The drug is already available for the treatment of adults with anaplastic lymphoma kinase (ALK)-positive advanced NSCLC, and was the first ALK inhibitor to win clearance from regulatory authorities in the US, EU, China and Japan.
Approval of the new indication follows a positive opinion issued by the European Medicines Agency’s Committee for Medicinal Products for Human Use earlier this year, and comes after what the firm describes as “compelling results” from a multicenter, single-arm Phase I study (Study 1001) in which patients were given 250mg of Xalkori (crizotinib) orally twice daily.
Data from the study showed that Xalkori exhibited marked anti-tumour activity in patients with ROS1-positive advanced NSCLC, and met its primary endpoint of improved objective response rate. Also, on the safety side, the side-effect profile was “generally consistent” with that seen in patients with ALK-positive advanced NSCLC, according to Pfizer.
Andreas Penk, regional president, International Developed Markets at Pfizer Oncology, said the expanded approval represents “an important milestone” for with limited treatment options.

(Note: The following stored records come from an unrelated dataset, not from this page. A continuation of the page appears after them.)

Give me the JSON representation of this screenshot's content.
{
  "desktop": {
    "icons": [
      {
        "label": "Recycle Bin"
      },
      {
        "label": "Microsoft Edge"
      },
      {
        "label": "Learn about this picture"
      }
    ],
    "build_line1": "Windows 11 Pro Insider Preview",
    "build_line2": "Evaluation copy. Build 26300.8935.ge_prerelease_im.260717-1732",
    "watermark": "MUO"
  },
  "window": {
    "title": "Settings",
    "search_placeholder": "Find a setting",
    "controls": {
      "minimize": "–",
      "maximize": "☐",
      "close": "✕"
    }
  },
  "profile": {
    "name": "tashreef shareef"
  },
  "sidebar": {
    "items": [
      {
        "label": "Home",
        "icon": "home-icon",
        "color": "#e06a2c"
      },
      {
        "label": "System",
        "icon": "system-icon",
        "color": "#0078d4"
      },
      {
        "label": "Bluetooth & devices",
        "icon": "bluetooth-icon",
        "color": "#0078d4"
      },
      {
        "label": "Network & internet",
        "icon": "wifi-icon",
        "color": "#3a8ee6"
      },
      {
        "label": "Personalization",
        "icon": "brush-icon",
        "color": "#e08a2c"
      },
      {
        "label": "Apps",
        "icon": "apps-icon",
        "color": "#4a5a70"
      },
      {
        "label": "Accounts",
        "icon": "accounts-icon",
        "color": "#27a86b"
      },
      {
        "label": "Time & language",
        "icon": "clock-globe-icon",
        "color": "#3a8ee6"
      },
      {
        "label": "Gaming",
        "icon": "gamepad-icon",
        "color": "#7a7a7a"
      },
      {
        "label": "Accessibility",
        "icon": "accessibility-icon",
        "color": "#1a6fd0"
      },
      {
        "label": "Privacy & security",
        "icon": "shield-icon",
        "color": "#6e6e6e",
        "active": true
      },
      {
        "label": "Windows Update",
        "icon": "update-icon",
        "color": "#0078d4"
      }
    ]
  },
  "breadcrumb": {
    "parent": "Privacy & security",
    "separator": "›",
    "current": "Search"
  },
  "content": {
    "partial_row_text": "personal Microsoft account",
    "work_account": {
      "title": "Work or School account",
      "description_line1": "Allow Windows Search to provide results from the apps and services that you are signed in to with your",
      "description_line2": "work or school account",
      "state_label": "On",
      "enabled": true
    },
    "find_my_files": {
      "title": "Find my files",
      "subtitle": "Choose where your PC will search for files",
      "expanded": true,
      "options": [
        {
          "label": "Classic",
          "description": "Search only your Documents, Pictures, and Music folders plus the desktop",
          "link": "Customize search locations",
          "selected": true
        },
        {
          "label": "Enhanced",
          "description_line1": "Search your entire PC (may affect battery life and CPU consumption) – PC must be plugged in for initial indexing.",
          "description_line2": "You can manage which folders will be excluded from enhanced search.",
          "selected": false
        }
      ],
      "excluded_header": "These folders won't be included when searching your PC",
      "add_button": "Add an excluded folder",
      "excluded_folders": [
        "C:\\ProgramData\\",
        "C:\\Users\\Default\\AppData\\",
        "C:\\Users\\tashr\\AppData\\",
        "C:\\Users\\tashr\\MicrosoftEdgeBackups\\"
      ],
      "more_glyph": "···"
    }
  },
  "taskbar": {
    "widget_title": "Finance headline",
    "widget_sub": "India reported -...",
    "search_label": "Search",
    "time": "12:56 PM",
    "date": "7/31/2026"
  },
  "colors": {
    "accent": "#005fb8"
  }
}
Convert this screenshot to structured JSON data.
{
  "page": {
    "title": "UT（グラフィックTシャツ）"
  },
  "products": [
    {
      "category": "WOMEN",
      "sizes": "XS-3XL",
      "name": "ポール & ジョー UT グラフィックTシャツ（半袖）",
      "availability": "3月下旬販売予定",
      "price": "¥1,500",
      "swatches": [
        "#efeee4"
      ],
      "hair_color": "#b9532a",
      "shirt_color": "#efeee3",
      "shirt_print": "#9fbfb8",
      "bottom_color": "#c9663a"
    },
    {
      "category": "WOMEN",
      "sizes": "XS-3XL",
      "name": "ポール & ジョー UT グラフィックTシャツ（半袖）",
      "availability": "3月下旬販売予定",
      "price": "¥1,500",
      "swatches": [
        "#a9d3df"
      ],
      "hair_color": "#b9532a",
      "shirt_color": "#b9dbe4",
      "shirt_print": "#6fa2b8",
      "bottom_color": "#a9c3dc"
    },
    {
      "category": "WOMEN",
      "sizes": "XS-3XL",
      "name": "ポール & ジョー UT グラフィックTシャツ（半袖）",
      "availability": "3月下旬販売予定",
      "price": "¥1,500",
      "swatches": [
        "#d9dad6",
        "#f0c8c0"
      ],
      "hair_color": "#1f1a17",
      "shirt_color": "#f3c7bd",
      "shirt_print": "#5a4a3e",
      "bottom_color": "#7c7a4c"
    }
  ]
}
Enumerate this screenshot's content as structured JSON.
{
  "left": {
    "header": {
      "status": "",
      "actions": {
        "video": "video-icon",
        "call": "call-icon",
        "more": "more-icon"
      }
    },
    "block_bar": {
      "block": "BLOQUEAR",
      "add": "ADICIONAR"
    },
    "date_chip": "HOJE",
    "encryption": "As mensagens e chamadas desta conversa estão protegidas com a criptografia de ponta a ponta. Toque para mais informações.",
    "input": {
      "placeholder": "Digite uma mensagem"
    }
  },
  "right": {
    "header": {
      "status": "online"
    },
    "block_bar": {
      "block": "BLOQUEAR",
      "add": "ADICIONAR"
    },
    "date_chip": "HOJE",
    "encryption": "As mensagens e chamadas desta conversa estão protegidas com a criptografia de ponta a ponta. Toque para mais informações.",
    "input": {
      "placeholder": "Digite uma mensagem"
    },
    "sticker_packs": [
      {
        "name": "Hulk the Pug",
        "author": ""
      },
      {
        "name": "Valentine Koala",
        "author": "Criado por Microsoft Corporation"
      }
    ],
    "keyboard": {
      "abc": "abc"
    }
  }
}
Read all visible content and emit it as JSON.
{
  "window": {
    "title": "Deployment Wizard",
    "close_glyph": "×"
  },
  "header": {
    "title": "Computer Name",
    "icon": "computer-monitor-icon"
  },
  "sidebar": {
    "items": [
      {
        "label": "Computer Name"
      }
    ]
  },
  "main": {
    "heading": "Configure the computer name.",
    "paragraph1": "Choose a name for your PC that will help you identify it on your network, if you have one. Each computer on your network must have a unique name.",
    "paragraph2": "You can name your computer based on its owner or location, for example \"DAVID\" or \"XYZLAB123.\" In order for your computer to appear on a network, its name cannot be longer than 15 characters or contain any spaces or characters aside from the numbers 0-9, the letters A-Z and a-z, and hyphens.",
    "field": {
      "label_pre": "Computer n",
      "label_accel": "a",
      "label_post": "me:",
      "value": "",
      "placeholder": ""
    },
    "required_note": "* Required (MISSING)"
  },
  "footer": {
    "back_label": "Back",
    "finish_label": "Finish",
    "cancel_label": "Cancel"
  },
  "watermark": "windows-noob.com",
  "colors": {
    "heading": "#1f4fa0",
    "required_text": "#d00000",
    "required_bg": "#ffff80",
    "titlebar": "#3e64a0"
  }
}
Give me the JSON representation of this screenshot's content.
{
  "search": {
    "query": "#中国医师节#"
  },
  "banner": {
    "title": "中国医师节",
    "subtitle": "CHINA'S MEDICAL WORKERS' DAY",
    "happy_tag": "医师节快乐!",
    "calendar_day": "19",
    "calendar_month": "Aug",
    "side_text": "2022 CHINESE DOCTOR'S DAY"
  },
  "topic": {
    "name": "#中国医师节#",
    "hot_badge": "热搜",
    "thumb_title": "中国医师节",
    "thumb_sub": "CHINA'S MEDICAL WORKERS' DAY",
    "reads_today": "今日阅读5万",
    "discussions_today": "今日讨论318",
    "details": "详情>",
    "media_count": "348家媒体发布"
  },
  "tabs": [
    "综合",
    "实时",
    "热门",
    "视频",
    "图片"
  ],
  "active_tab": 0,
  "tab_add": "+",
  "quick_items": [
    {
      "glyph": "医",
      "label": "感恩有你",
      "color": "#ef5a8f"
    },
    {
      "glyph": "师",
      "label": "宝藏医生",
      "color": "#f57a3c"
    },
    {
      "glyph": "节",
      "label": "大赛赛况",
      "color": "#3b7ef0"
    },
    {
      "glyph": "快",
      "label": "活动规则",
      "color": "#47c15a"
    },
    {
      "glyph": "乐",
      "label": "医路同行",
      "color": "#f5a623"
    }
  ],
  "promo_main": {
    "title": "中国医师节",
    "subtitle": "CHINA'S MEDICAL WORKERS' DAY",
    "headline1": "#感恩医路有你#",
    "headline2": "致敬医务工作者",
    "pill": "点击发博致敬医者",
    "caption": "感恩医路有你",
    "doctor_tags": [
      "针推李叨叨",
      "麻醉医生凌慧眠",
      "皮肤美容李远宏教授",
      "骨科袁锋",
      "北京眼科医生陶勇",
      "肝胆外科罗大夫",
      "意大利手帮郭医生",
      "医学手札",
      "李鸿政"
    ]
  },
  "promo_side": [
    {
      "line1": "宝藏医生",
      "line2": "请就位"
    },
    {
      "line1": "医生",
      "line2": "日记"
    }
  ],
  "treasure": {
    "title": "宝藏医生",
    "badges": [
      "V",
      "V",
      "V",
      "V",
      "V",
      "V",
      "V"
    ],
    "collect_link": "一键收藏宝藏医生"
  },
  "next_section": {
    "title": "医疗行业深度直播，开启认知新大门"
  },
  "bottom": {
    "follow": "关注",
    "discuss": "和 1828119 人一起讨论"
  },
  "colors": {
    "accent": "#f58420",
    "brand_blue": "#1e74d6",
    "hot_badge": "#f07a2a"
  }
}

“We now know that NSCLC is not a single disease, but includes a number of molecularly defined tumors with different clinical characteristics and treatment options. With EU approvals in two distinct molecular targets in advanced NSCLC, ROS1 and ALK, Xalkori continues to break new ground and exemplify our commitment to precision drug development and patients.”
The drug is also approved for both patient subsets in the US.